En 2000 et 2001, le travail mené dans notre école a été inscrit au plan "Inno Valo", au Rectorat de Caen. Le dispositif Inno Valo, comme son nom l'indique, a pour objectif de soutenir, accompagner, évaluer et diffuser les démarches innovantes mises en place par des acteurs de terrain. Les appellations évoluent, mais l'intérêt des services rectoraux, et, au-delà, de la Desco (Direction de l'Enseignement Scolaire, au Ministère) est maintenu en ce qui concerne nos démarches, et, particulièrement, en ce qui concerne les activités mises en place dans notre école. Le service de soutien des innovations s'appelle désormais Dispositif de Valorisation des Innovations Pédagogiques (DVIP). Il en existe un dans chaque Académie, le siège s'en trouve au Rectorat. Ce dispositif est parfois chapeauté par un autre, le Pôle Académique de Soutien à l'Innovation (PASI). Je ne saurai d'ailleurs trop conseiller à tout praticien de l'Education Nationale qui adopte cette démarche, de se mettre en rapport avec l'un de ces dispositifs, ne serait-ce que pour information. (Me contacter pour toute précision).

Dans un ouvrage collectif sorti en septembre 2001, "Innovation Ecole", Anne-Marie Vaillé, présidente du Conseil national de l'innovation pour la réussite scolaire, (le CNIRS, une autre instance, créé par Jack Lang), donne une définition de l'innovation qui pourrait constituer un résumé des objectifs de notre action en philosophie pour enfants : "la seule innovation qui m'intéresse est celle qui est porteuse de ces valeurs de solidarité, d'éveil du jugement critique, de découverte de l'intérêt du travail collectif et du sens du monde environnant, pour y prendre position et y prendre des responsabilités." 

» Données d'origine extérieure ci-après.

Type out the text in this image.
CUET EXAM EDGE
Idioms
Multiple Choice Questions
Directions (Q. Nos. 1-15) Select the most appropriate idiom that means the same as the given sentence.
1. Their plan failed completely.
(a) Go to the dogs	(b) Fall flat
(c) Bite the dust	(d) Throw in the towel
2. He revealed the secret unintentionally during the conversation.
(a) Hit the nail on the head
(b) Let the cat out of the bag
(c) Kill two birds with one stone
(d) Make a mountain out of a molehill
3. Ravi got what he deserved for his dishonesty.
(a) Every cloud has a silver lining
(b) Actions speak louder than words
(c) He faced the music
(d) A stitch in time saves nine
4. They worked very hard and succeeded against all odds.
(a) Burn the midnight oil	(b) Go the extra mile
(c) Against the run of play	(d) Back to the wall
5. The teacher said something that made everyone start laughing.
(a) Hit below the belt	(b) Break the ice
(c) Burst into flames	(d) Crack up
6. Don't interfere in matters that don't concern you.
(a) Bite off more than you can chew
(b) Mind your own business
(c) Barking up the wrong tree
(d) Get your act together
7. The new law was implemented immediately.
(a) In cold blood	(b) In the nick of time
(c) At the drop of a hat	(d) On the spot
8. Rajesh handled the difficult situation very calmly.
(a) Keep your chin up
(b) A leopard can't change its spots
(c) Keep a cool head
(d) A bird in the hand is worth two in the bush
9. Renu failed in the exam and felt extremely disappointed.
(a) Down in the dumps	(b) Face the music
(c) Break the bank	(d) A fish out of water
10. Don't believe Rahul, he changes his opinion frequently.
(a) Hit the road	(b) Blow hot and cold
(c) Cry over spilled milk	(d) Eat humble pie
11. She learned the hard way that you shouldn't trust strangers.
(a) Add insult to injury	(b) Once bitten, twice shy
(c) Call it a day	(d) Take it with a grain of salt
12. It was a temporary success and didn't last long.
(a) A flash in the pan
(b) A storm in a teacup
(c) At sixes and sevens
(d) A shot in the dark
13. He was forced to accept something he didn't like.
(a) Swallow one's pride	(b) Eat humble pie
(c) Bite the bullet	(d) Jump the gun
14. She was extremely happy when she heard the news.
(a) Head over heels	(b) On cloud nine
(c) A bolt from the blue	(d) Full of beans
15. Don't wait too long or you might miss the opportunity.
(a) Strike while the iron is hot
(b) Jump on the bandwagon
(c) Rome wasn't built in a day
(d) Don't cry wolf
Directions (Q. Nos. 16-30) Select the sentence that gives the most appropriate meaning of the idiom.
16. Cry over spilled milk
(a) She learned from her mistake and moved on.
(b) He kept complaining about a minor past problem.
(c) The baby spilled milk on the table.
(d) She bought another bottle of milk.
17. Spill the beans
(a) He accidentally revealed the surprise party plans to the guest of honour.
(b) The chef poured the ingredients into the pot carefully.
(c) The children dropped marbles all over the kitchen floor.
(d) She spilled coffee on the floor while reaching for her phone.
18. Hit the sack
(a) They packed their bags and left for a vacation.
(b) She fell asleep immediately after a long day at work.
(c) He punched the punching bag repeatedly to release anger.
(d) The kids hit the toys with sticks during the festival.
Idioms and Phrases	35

On peut d'ailleurs rapprocher cette définition d'une autre, donnée cette fois-ci par l'UNESCO, lors d'une rencontre d'experts organisée à Paris en 1998 dont l'objectif était de produire des recommandations au sujet de la pratique de la philosophie pour enfants : "Au-delà de toute participation d'ordre médiatique à une nouvelle vogue, l'intérêt de la philosophie pour les enfants rentre dans les préoccupations fondamentales de l'UNESCO, en vue de la promotion d'une culture de la paix, de lutte contre la violence. Le fait que les enfants acquièrent très jeunes l'esprit critique, l'autonomie à la réflexion et le jugement par eux-mêmes les assure contre la manipulation de tous ordres et les prépare à prendre en main leur propre destin."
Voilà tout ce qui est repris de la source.